İran’ın iktidar yapısı içinde Dini Lider Ayetullah Hamaney’den sonra gelen ikinci kişi olarak görülen bir askeri önderin öldürülmesi, Trump yönetiminin İran’a yönelik “azami baskı” harekatında çarpıcı bir tırmanma oluşturmaktadır. Bu harekat, aralıksız diplomatik ve askeri baskı ile (askeri eyleme eşdeğer) yıkıcı ekonomik yaptırımları, siber savaşı ve diğer “özel operasyonları” birleştirmektedir.

İran Cumhurbaşkanlığı’nın resmi web sitesi tarafından yayımlanan bu fotoğrafta, Cumhurbaşkanı Hasan Ruhani, 15 Ocak 2020 Çarşamba günü Tahran’daki bir bakanlar kurulu toplantısında konuşma yapıyor. (AP aracılığıyla İran Cumhurbaşkanlığı)

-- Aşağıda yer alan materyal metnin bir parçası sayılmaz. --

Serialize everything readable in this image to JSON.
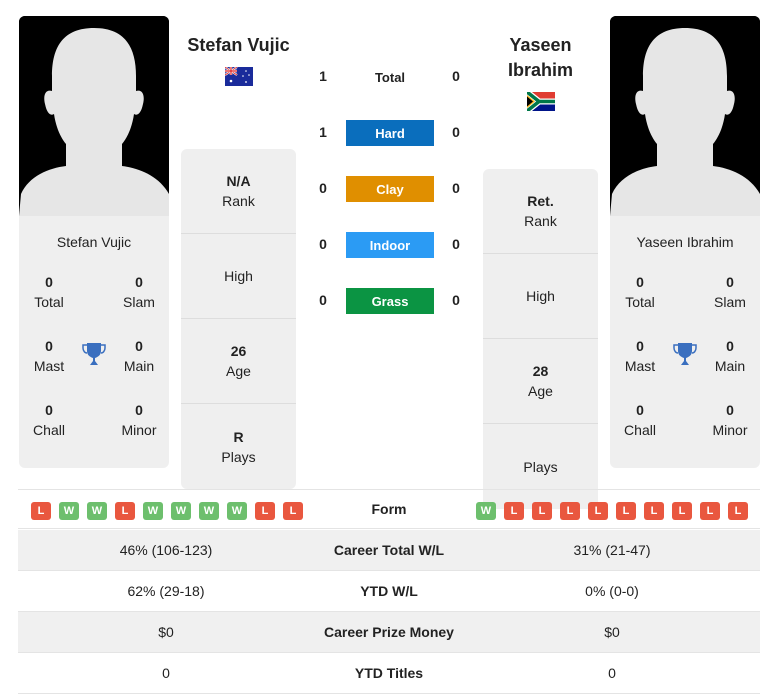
{
  "player1": {
    "name": "Stefan Vujic",
    "card_name": "Stefan Vujic",
    "flag": "australia-flag",
    "rank": {
      "value": "N/A",
      "label": "Rank"
    },
    "high": {
      "value": "",
      "label": "High"
    },
    "age": {
      "value": "26",
      "label": "Age"
    },
    "plays": {
      "value": "R",
      "label": "Plays"
    },
    "titles": {
      "total": {
        "value": "0",
        "label": "Total"
      },
      "slam": {
        "value": "0",
        "label": "Slam"
      },
      "mast": {
        "value": "0",
        "label": "Mast"
      },
      "main": {
        "value": "0",
        "label": "Main"
      },
      "chall": {
        "value": "0",
        "label": "Chall"
      },
      "minor": {
        "value": "0",
        "label": "Minor"
      }
    },
    "form": [
      "L",
      "W",
      "W",
      "L",
      "W",
      "W",
      "W",
      "W",
      "L",
      "L"
    ]
  },
  "player2": {
    "name_line1": "Yaseen",
    "name_line2": "Ibrahim",
    "card_name": "Yaseen Ibrahim",
    "flag": "south-africa-flag",
    "rank": {
      "value": "Ret.",
      "label": "Rank"
    },
    "high": {
      "value": "",
      "label": "High"
    },
    "age": {
      "value": "28",
      "label": "Age"
    },
    "plays": {
      "value": "",
      "label": "Plays"
    },
    "titles": {
      "total": {
        "value": "0",
        "label": "Total"
      },
      "slam": {
        "value": "0",
        "label": "Slam"
      },
      "mast": {
        "value": "0",
        "label": "Mast"
      },
      "main": {
        "value": "0",
        "label": "Main"
      },
      "chall": {
        "value": "0",
        "label": "Chall"
      },
      "minor": {
        "value": "0",
        "label": "Minor"
      }
    },
    "form": [
      "W",
      "L",
      "L",
      "L",
      "L",
      "L",
      "L",
      "L",
      "L",
      "L"
    ]
  },
  "h2h": [
    {
      "label": "Total",
      "p1": "1",
      "p2": "0",
      "color": ""
    },
    {
      "label": "Hard",
      "p1": "1",
      "p2": "0",
      "color": "#0a6ebd"
    },
    {
      "label": "Clay",
      "p1": "0",
      "p2": "0",
      "color": "#e08f00"
    },
    {
      "label": "Indoor",
      "p1": "0",
      "p2": "0",
      "color": "#2b9bf4"
    },
    {
      "label": "Grass",
      "p1": "0",
      "p2": "0",
      "color": "#0b9443"
    }
  ],
  "form_label": "Form",
  "stats": [
    {
      "label": "Career Total W/L",
      "p1": "46% (106-123)",
      "p2": "31% (21-47)"
    },
    {
      "label": "YTD W/L",
      "p1": "62% (29-18)",
      "p2": "0% (0-0)"
    },
    {
      "label": "Career Prize Money",
      "p1": "$0",
      "p2": "$0"
    },
    {
      "label": "YTD Titles",
      "p1": "0",
      "p2": "0"
    }
  ]
}
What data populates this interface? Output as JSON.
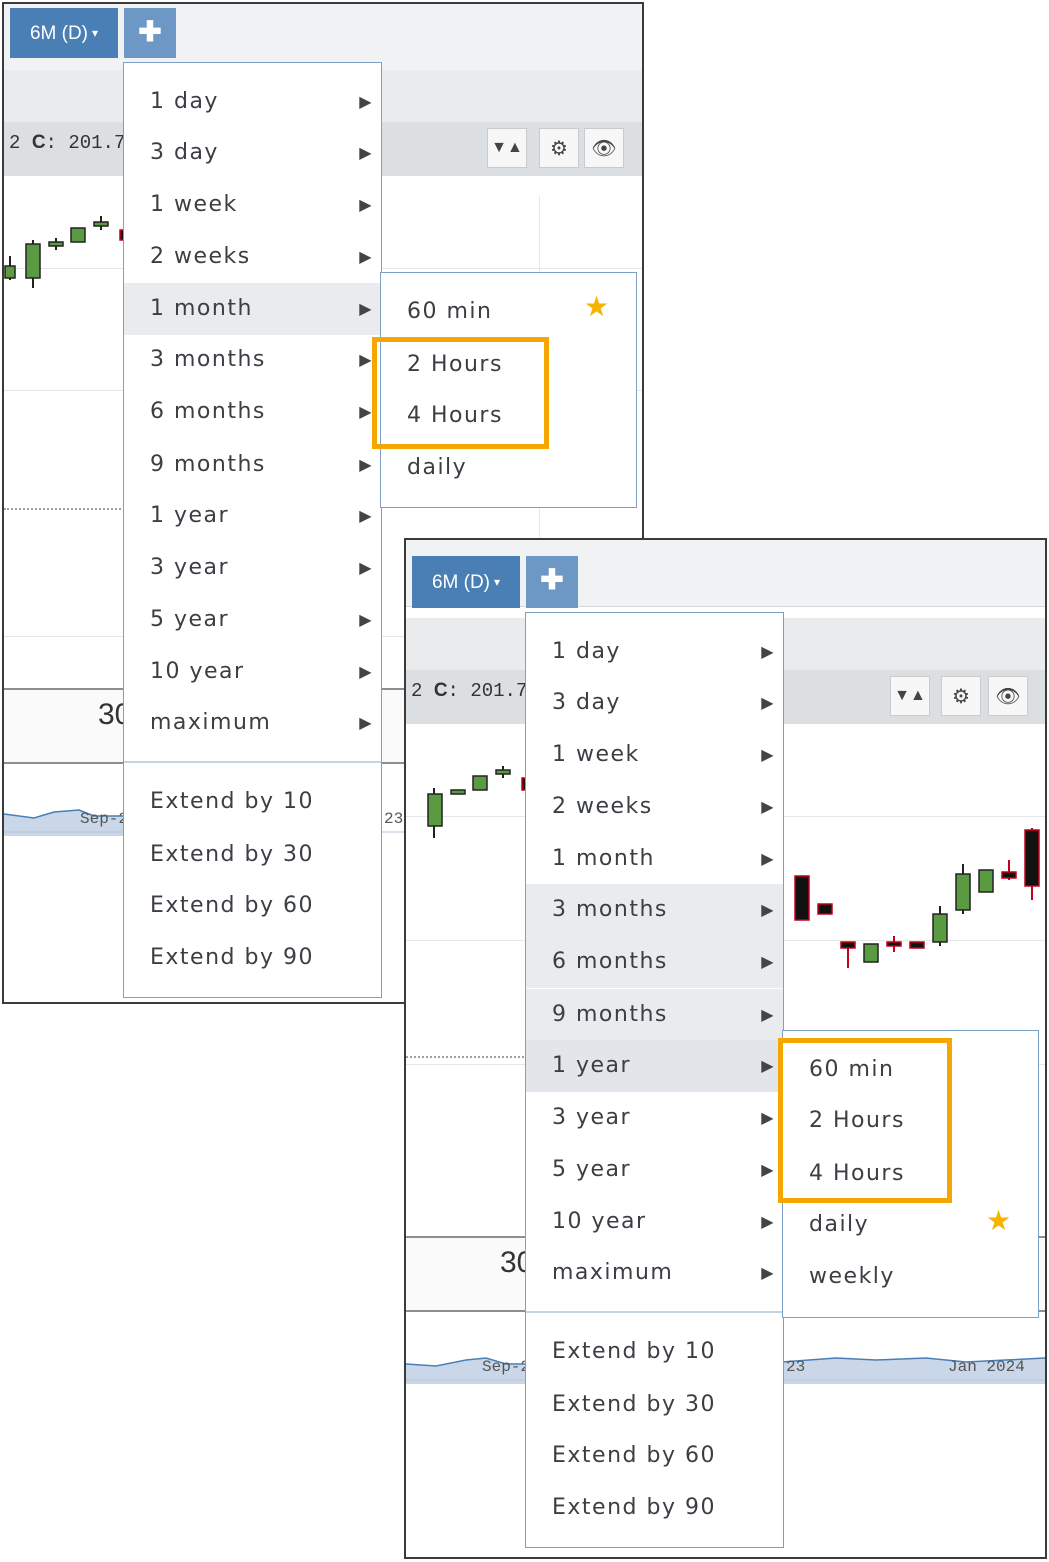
{
  "toolbar": {
    "range_label": "6M (D)",
    "range_caret": "▾",
    "add_label": "✚"
  },
  "infobar": {
    "prefix": "2",
    "close_key": "C",
    "close_value": ": 201.70"
  },
  "icons": {
    "triangles": "▼▲",
    "gear": "⚙",
    "eye": "👁",
    "submenu_arrow": "▶",
    "star": "★"
  },
  "chart": {
    "visible_number": "30",
    "nav_labels": [
      "Sep-2",
      "23",
      "Jan 2024"
    ]
  },
  "menu": {
    "items": [
      "1 day",
      "3 day",
      "1 week",
      "2 weeks",
      "1 month",
      "3 months",
      "6 months",
      "9 months",
      "1 year",
      "3 year",
      "5 year",
      "10 year",
      "maximum"
    ],
    "extend_items": [
      "Extend by 10",
      "Extend by 30",
      "Extend by 60",
      "Extend by 90"
    ]
  },
  "left_panel": {
    "active_item": "1 month",
    "submenu": [
      "60 min",
      "2 Hours",
      "4 Hours",
      "daily"
    ],
    "favorite": "60 min",
    "highlighted": [
      "2 Hours",
      "4 Hours"
    ]
  },
  "right_panel": {
    "active_item": "1 year",
    "hover_item": "3 months",
    "submenu": [
      "60 min",
      "2 Hours",
      "4 Hours",
      "daily",
      "weekly"
    ],
    "favorite": "daily",
    "highlighted": [
      "60 min",
      "2 Hours",
      "4 Hours"
    ]
  },
  "colors": {
    "accent": "#4a7fb5",
    "highlight": "#f5a600",
    "star": "#f5b400",
    "up_candle": "#5a9a40",
    "down_candle": "#c4001a"
  }
}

Bununla, ya İran’ın Şii din adamları önderliğindeki burjuva ulusalcı rejimini yeniden düzenleme ya da onu tamamen devirme yoluyla İran’ı “dönüştürmek” ve Tahran’da, Şah’ın çeyrek yüzyıl süren kanlı diktatörlüğüne benzeyen, Amerikan emperyalizminin emrine amade bir hükümeti iktidara getirmek amaçlanmaktadır.

İran, ABD’nin emperyalist stratejistleri tarafından, uzun süredir, ABD’nin tüm Avrasya üzerindeki egemenliğini güvenceye alma yönelimi açısından son derece önemli görülmektedir. Bunun nedeni, üç kıtanın birleşme noktasına yakın olan ve dünyanın petrol ihracatı açısından en önemli iki bölgesi Ortadoğu ile Orta Asya’nın arasında yer alan İran’ın devasa petrol zenginliği ve jeostratejik konumudur.

ABD, diplomatik yönden, İran’ı bir yeni sömürge boyunduruğuna tabi olmaya zorluyor. Bu, Trump’ın ve Pompeo’nun, Tahran’dan, “kusurlu” nükleer anlaşmanın yerine bir “Trump anlaşması”nı müzakere etmesini talep etmesinde ifadesini buluyor. Önerilen anlaşma, İran ordusunu ciddi bir şekilde sınırlayacak, onun Ortadoğu’daki etkisini ortadan kaldıracak ve sivil nükleer programını kalıcı bir şekilde yasaklayacaktır.

Washington’ın İran’a karşı “azami baskı” harekatı, “inandırıcı” bir topyekûn savaş tehdidi üzerine kuruludur ve Rusya ve Çin ile “stratejik çatışma” hazırlıklarıyla çok yakından bağlantılıdır. Bu süreç, hızla, İran’la felaket getiren bir savaşa doğru tırmanabilir ki bu savaş, tüm Ortadoğu’yu yutup, diğer büyük güçleri de içine çekecektir.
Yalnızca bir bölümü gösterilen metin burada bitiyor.